It appears that, yes, we are still doing this. And by this, I mean talking about COVID. The four-year anniversary of Rudy Gobert putting the world on lockdown is six months away, yet Aaron Rodgers and Travis Kelce are in the news for differing views on the vaccine.
Rodgers called Kelce “Mr. Pfizer” after the Kansas City tight end did a flu/booster ad, and Kelce addressed the nickname during Friday’s press availability, pointing out that the sidelined Jets quarterback is employed by Woody Johnson — an heir of the Johnson & Johnson pharmaceutical company, the same company responsible for vaccinating large swaths of the country.
While Kelce tried to play it off like he’s as uninterested in all this as the American population, mentioning J&J says the opposite. At this point, though, both sides get it: The people who trust science are government pawns, eagerly lapping up autism juice, and anti-vaxxers are rapidly going the way of doomsday preppers, getting the raw, uncut “truth” straight from the poisoned well.

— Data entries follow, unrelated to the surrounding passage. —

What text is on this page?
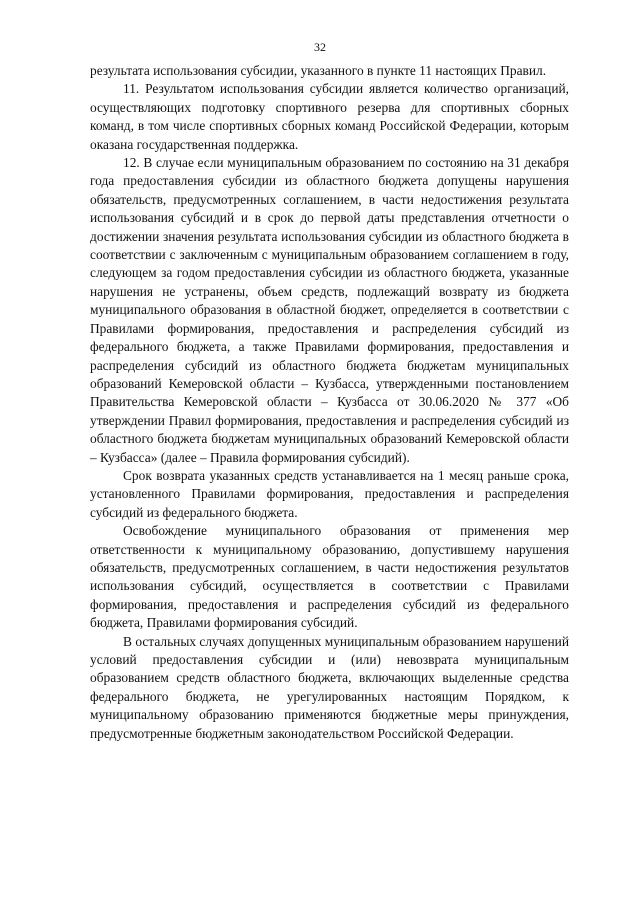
32

результата использования субсидии, указанного в пункте 11 настоящих Правил.

11. Результатом использования субсидии является количество организаций, осуществляющих подготовку спортивного резерва для спортивных сборных команд, в том числе спортивных сборных команд Российской Федерации, которым оказана государственная поддержка.

12. В случае если муниципальным образованием по состоянию на 31 декабря года предоставления субсидии из областного бюджета допущены нарушения обязательств, предусмотренных соглашением, в части недостижения результата использования субсидий и в срок до первой даты представления отчетности о достижении значения результата использования субсидии из областного бюджета в соответствии с заключенным с муниципальным образованием соглашением в году, следующем за годом предоставления субсидии из областного бюджета, указанные нарушения не устранены, объем средств, подлежащий возврату из бюджета муниципального образования в областной бюджет, определяется в соответствии с Правилами формирования, предоставления и распределения субсидий из федерального бюджета, а также Правилами формирования, предоставления и распределения субсидий из областного бюджета бюджетам муниципальных образований Кемеровской области – Кузбасса, утвержденными постановлением Правительства Кемеровской области – Кузбасса от 30.06.2020 № 377 «Об утверждении Правил формирования, предоставления и распределения субсидий из областного бюджета бюджетам муниципальных образований Кемеровской области – Кузбасса» (далее – Правила формирования субсидий).

Срок возврата указанных средств устанавливается на 1 месяц раньше срока, установленного Правилами формирования, предоставления и распределения субсидий из федерального бюджета.

Освобождение муниципального образования от применения мер ответственности к муниципальному образованию, допустившему нарушения обязательств, предусмотренных соглашением, в части недостижения результатов использования субсидий, осуществляется в соответствии с Правилами формирования, предоставления и распределения субсидий из федерального бюджета, Правилами формирования субсидий.

В остальных случаях допущенных муниципальным образованием нарушений условий предоставления субсидии и (или) невозврата муниципальным образованием средств областного бюджета, включающих выделенные средства федерального бюджета, не урегулированных настоящим Порядком, к муниципальному образованию применяются бюджетные меры принуждения, предусмотренные бюджетным законодательством Российской Федерации.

If you had former surgeon general Jerome Adams on your BINGO card of unlikely people to wade into the Taylor Swift-Kelce-Rodgers triangle of stupidity, you can mark that tile. In a now-deleted post on X, Adams wrote:
“Player A: Takes unregulated psychedelics, out for season. Player B: Takes FDA-approved vaccine, dominant on field, team winning, dating T Swift.
“I’m no football expert any more than Aaron Rodgers is a doctor but seems player B is ‘winning,’ no?”
Ugh.
Who cares? How long are we going to keep doing this? No amount of cheekiness, or wit will convince either side that they’re wrong. Most vaccinated people have accepted that COVID boosters are the new norm, so stop begrudging them for staying up to date against a virus that — because half of the masses are convinced it’s a fabrication — still very much does exist.
Yet the people who think it’s a hoax blame China for it, but by that logic, if you think COVID is fake, there’s technically no reason to be mad at the Chinese — other than the usual, authoritarian stuff. I should be so lucky to have a government agent controlling my mind; at least that way, it’s all auto-pilot, and there’s no trying to apply logic to human conditions that either can’t be explained, or have yet to be diagnosed.
Honestly, the NFL might’ve lucked out with the injury to Rodgers, because he’s currently at peak pettiness, and has a national platform to go full Eli Cash every Tuesday on ESPN. What’s he going to do? Talk about the Jets? I mean, had he played against Kansas City, the storylines might’ve revolved around the on-field product, and prevented us from this Perfect Storm of idiocy.
And I think about that, but very much wish I didn’t have to — kind of like COVID.